Mais les journalistes de Reuters ont vu des signes de funérailles provenant d’images de nombreux endroits montrés par le SJAC.
Deux des lieux, l’un sur les propriétés de l’aéroport miZzeh et l’autre sur le cimetière de Najha, montraient des signes clairs d’un long fouet excavé pendant une période spécifique, selon les déclarations de témoins du SJAC.
Shadi Haroun, l'un des auteurs du rapport, a déclaré qu'il faisait partie des prisonniers.
Harun, emprisonné pendant plusieurs mois en 2011-2012 pour avoir organisé des manifestations, décrit des interrogatoires quotidiens de torture physique et psychologique visant à le forcer à faire des aveux sans fondement.
, "la mort vient sous diverses formes", a-t-il déclaré à Reuters.

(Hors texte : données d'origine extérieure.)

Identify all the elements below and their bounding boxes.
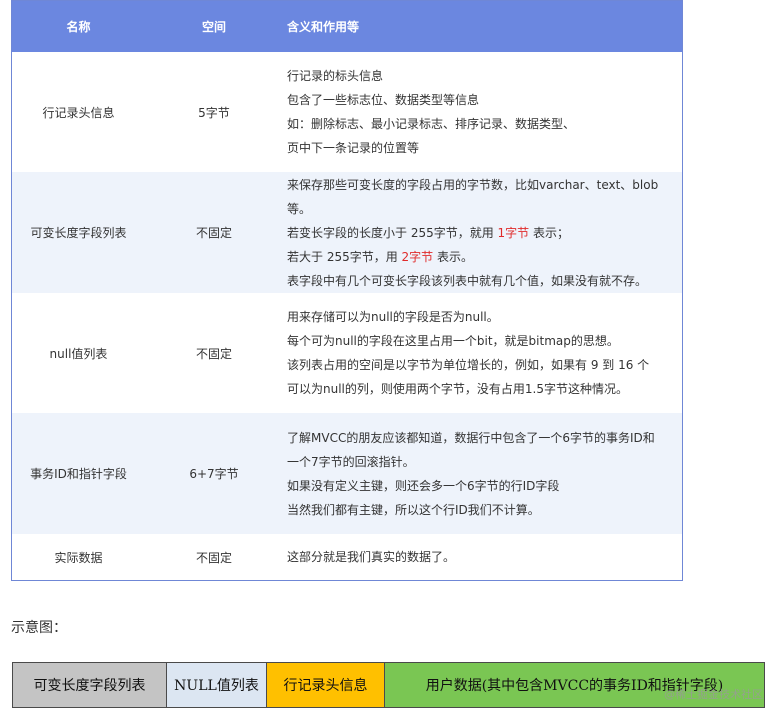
row-name: 事务ID和指针字段 bbox=[30, 467, 127, 481]
meaning-line: 当然我们都有主键，所以这个行ID我们不计算。 bbox=[287, 502, 540, 517]
header-space: 空间 bbox=[201, 20, 226, 34]
row-space: 不固定 bbox=[195, 346, 232, 361]
meaning-line: 行记录的标头信息 bbox=[287, 69, 384, 83]
table-row: 行记录头信息 5字节 行记录的标头信息 包含了一些标志位、数据类型等信息 如：删… bbox=[12, 52, 682, 172]
segment-record-header: 行记录头信息 bbox=[267, 662, 385, 708]
row-space: 6+7字节 bbox=[189, 467, 239, 481]
row-name: 可变长度字段列表 bbox=[30, 226, 127, 240]
table-row: 实际数据 不固定 这部分就是我们真实的数据了。 bbox=[12, 534, 682, 580]
table-row: 可变长度字段列表 不固定 来保存那些可变长度的字段占用的字节数，比如varcha… bbox=[12, 172, 682, 293]
line-text: 若变长字段的长度小于 255字节，就用 bbox=[287, 225, 498, 240]
info-table: 名称 空间 含义和作用等 行记录头信息 5字节 行记录的标头信息 包含了一些标志… bbox=[11, 0, 683, 581]
meaning-line: 表字段中有几个可变长字段该列表中就有几个值，如果没有就不存。 bbox=[287, 273, 648, 288]
meaning-line: 包含了一些标志位、数据类型等信息 bbox=[287, 93, 480, 107]
row-space: 5字节 bbox=[198, 105, 230, 120]
row-name: null值列表 bbox=[49, 346, 108, 361]
watermark: @稀土掘金技术社区 bbox=[664, 688, 763, 701]
table-row: 事务ID和指针字段 6+7字节 了解MVCC的朋友应该都知道，数据行中包含了一个… bbox=[12, 413, 682, 534]
segment-null-list: NULL值列表 bbox=[167, 662, 267, 708]
header-meaning: 含义和作用等 bbox=[287, 20, 360, 34]
meaning-line: 来保存那些可变长度的字段占用的字节数，比如varchar、text、blob等。 bbox=[287, 177, 659, 216]
meaning-line: 若大于 255字节，用 2字节 表示。 bbox=[287, 245, 682, 269]
header-name: 名称 bbox=[66, 20, 91, 34]
meaning-line: 这部分就是我们真实的数据了。 bbox=[287, 550, 456, 564]
row-name: 实际数据 bbox=[54, 550, 103, 565]
line-text: 表示； bbox=[529, 225, 570, 240]
line-text: 若大于 255字节，用 bbox=[287, 249, 402, 264]
row-space: 不固定 bbox=[195, 550, 232, 565]
meaning-line: 如：删除标志、最小记录标志、排序记录、数据类型、 bbox=[287, 117, 576, 131]
meaning-line: 可以为null的列，则使用两个字节，没有占用1.5字节这种情况。 bbox=[287, 382, 628, 396]
meaning-line: 若变长字段的长度小于 255字节，就用 1字节 表示； bbox=[287, 221, 682, 245]
table-row: null值列表 不固定 用来存储可以为null的字段是否为null。 每个可为n… bbox=[12, 293, 682, 413]
row-meaning: 来保存那些可变长度的字段占用的字节数，比如varchar、text、blob等。… bbox=[283, 173, 682, 293]
row-name: 行记录头信息 bbox=[42, 105, 115, 120]
row-meaning: 了解MVCC的朋友应该都知道，数据行中包含了一个6字节的事务ID和 一个7字节的… bbox=[283, 426, 682, 522]
highlight-text: 1字节 bbox=[497, 225, 530, 240]
row-meaning: 行记录的标头信息 包含了一些标志位、数据类型等信息 如：删除标志、最小记录标志、… bbox=[283, 64, 682, 160]
line-text: 表示。 bbox=[433, 249, 474, 264]
segment-variable-length-list: 可变长度字段列表 bbox=[12, 662, 167, 708]
row-meaning: 用来存储可以为null的字段是否为null。 每个可为null的字段在这里占用一… bbox=[283, 305, 682, 401]
meaning-line: 用来存储可以为null的字段是否为null。 bbox=[287, 310, 499, 324]
table-header: 名称 空间 含义和作用等 bbox=[12, 1, 682, 52]
row-meaning: 这部分就是我们真实的数据了。 bbox=[283, 545, 682, 569]
meaning-line: 该列表占用的空间是以字节为单位增长的，例如，如果有 9 到 16 个 bbox=[287, 358, 650, 372]
meaning-line: 每个可为null的字段在这里占用一个bit，就是bitmap的思想。 bbox=[287, 334, 619, 348]
meaning-line: 了解MVCC的朋友应该都知道，数据行中包含了一个6字节的事务ID和 bbox=[287, 430, 655, 445]
diagram-caption: 示意图： bbox=[11, 620, 67, 636]
meaning-line: 如果没有定义主键，则还会多一个6字节的行ID字段 bbox=[287, 478, 560, 493]
highlight-text: 2字节 bbox=[401, 249, 434, 264]
row-format-diagram: 可变长度字段列表 NULL值列表 行记录头信息 用户数据(其中包含MVCC的事务… bbox=[12, 662, 765, 708]
meaning-line: 一个7字节的回滚指针。 bbox=[287, 454, 415, 469]
meaning-line: 页中下一条记录的位置等 bbox=[287, 141, 420, 155]
row-space: 不固定 bbox=[195, 226, 232, 240]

même si les prisonniers n'ont vu rien, sauf les murs cellulaires ou les salles d'interrogatoire, ils ont pu entendre « des coups de feu à coups de feu tous les jours ».
ar sur ses blessures.
rique : “Des blessures mineures aux jambes de l’un des prisonniers, causées par le couteau qu’il a reçu pendant la torture, sont non stérilisées ou traitées pendant des jours, qui se transforme lentement en gangren et son état s’aggrave pour atteindre le point d’amputation de tous les jambes », a déclaré Haroun, décrivant le sort de son camarade de cellule unique.
ac en plus d'obtenir les documents, la SJAC et l'Association des personnes détenues et disparues à la prison de Sednaya ont interviewé 156 survivants et huit anciens membres du renseignement de l'armée aérienne, des services de sécurité syriens chargés de surveiller, d'emprisonnement et de tuer des critiques du régime.

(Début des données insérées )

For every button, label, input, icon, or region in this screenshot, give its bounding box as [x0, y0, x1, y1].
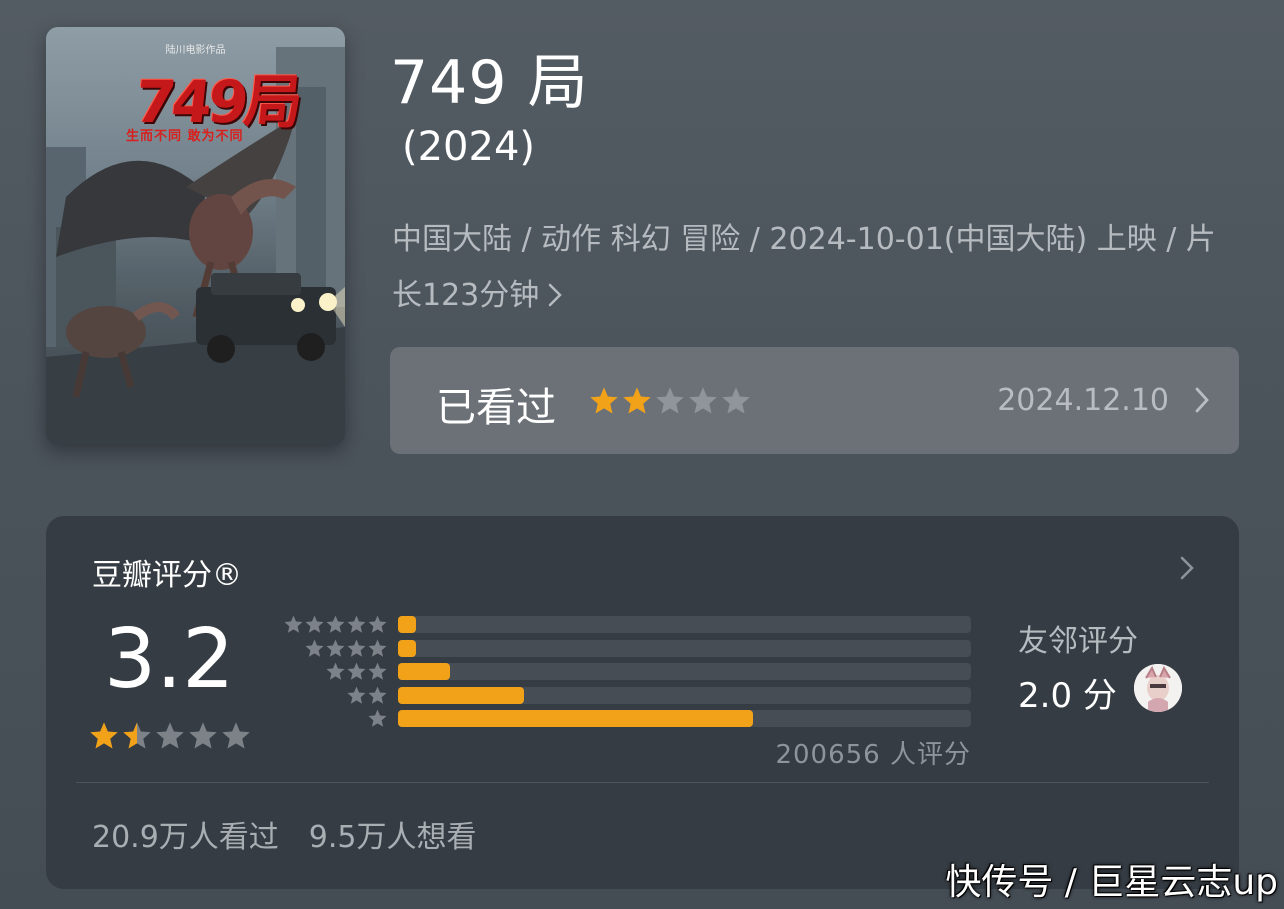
distribution-star-label [346, 685, 388, 706]
average-score-stars [88, 720, 252, 752]
star-icon [722, 387, 750, 414]
star-icon [222, 722, 250, 749]
want-count[interactable]: 9.5万人想看 [309, 820, 477, 855]
star-icon [368, 662, 387, 680]
movie-meta[interactable]: 中国大陆 / 动作 科幻 冒险 / 2024-10-01(中国大陆) 上映 / … [392, 212, 1222, 324]
distribution-row-1-star [278, 708, 978, 728]
poster-studio: 陆川电影作品 [165, 45, 226, 56]
distribution-bar-track [398, 710, 971, 727]
star-icon [305, 639, 324, 657]
distribution-bar-track [398, 686, 971, 704]
distribution-bar-fill [398, 639, 416, 657]
distribution-star-label [367, 708, 388, 729]
watched-status-bar[interactable]: 已看过 2024.12.10 [390, 347, 1239, 454]
friend-avatar[interactable] [1134, 664, 1182, 712]
distribution-star-label [304, 638, 388, 659]
star-icon [347, 686, 366, 704]
movie-meta-text: 中国大陆 / 动作 科幻 冒险 / 2024-10-01(中国大陆) 上映 / … [392, 222, 1216, 313]
star-icon [368, 615, 387, 633]
movie-year: (2024) [402, 124, 536, 170]
chevron-right-icon[interactable] [1179, 554, 1195, 586]
star-icon [156, 722, 184, 749]
star-icon [123, 722, 151, 749]
divider [76, 782, 1209, 783]
star-icon [368, 639, 387, 657]
star-icon [656, 387, 684, 414]
chevron-right-icon [547, 268, 563, 324]
chevron-right-icon [1193, 385, 1211, 419]
distribution-row-5-star [278, 614, 978, 634]
distribution-bar-track [398, 616, 971, 633]
star-icon [590, 387, 618, 414]
star-icon [368, 709, 387, 727]
star-icon [326, 662, 345, 680]
distribution-bar-fill [398, 616, 416, 633]
distribution-bar-track [398, 639, 971, 657]
distribution-row-4-star [278, 638, 978, 658]
watched-label: 已看过 [436, 385, 556, 431]
movie-poster[interactable]: 陆川电影作品 749局 生而不同 敢为不同 [46, 27, 345, 445]
distribution-bar-fill [398, 663, 450, 680]
star-icon [326, 615, 345, 633]
distribution-star-label [325, 661, 388, 682]
star-icon [368, 686, 387, 704]
star-icon [90, 722, 118, 749]
distribution-bar-fill [398, 710, 754, 727]
star-icon [689, 387, 717, 414]
star-icon [347, 615, 366, 633]
distribution-star-label [283, 614, 388, 635]
distribution-row-2-star [278, 685, 978, 705]
user-rating-stars[interactable] [588, 385, 752, 417]
distribution-bar-track [398, 663, 971, 680]
watermark: 快传号 / 巨星云志up [945, 862, 1278, 903]
star-icon [284, 615, 303, 633]
distribution-row-3-star [278, 661, 978, 681]
star-icon [347, 662, 366, 680]
star-icon [305, 615, 324, 633]
distribution-bar-fill [398, 686, 525, 704]
audience-stats: 20.9万人看过 9.5万人想看 [92, 812, 477, 856]
friends-rating-label: 友邻评分 [1018, 624, 1138, 659]
star-icon [623, 387, 651, 414]
star-icon [326, 639, 345, 657]
poster-tagline: 生而不同 敢为不同 [126, 129, 244, 144]
douban-rating-card[interactable]: 豆瓣评分® 3.2 200656 人评分 友邻评分 2.0 分 20.9万人看过… [46, 516, 1239, 889]
movie-title: 749 局 [390, 48, 589, 118]
average-score: 3.2 [104, 612, 235, 707]
watched-count[interactable]: 20.9万人看过 [92, 820, 279, 855]
watched-date: 2024.12.10 [997, 383, 1169, 418]
star-icon [347, 639, 366, 657]
card-title: 豆瓣评分® [92, 558, 242, 593]
friends-rating-score: 2.0 分 [1018, 676, 1117, 716]
rating-count: 200656 人评分 [775, 740, 971, 770]
star-icon [189, 722, 217, 749]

ar a écrit : Le gouvernement a publié un décret interdisant à l'ancien fonctionnaire du régime de s'exprimer en public et personne ne peut commenter.
an : « Bien que certaines des tombes mentionnées dans le rapport ne soient jamais trouvées auparavant, la découverte elle-même ne nous surprend pas, car nous savons qu’il y a plus de 100 000 personnes disparues dans la prison d’Assad qui ne sont pas sortues lors des jours de libération début décembre », a déclaré un colonel au ministère de l’Intérieur du nouveau gouvernement qui s’est identifié sous son pseudonyme militaire, Abu Baker.
» Trouver le sort des personnes disparues et retrouver d'autres funérailles est l'un des plus grands patrimoins laissés par le régime d'Assad », a-t-il déclaré.
Assad est estimé à des centaines de milliers de Syriens tués depuis 2011, quand la répression contre les manifestations s'est transformée en une guerre à grande échelle.
Assad et son père Hafez, qui l'a précédemment été président et décédé en 2000, ont longtemps été accusés par des groupes de défense des droits de l'homme, des gouvernements étrangers et des procureurs pour des crimes de guerre pour des meurtres au-delà de la loi généralisée, y compris les exécutions de masse dans le système d'emprisonnement du pays et l'utilisation d'armes chimiques contre le peuple syrien.
SJAC a déclaré que toutes les survivantes interviewées avaient été torturées.
ina, qui est fondé sur les premières années de la révolte, de 2011 à 2017.
Mais certains témoignages d'anciens fonctionnaires du régime basés à MisZéh détaillent les événements jusqu'à la chute du régime.
ar al-Mezzeh, l'aéroport militaire de la ville de Assad, fait partie intégrante du mécanisme d'enlèvement forcé de l'administration Assad et a accueilli au moins 29 000 prisonniers entre 2011 et 2017, selon le rapport.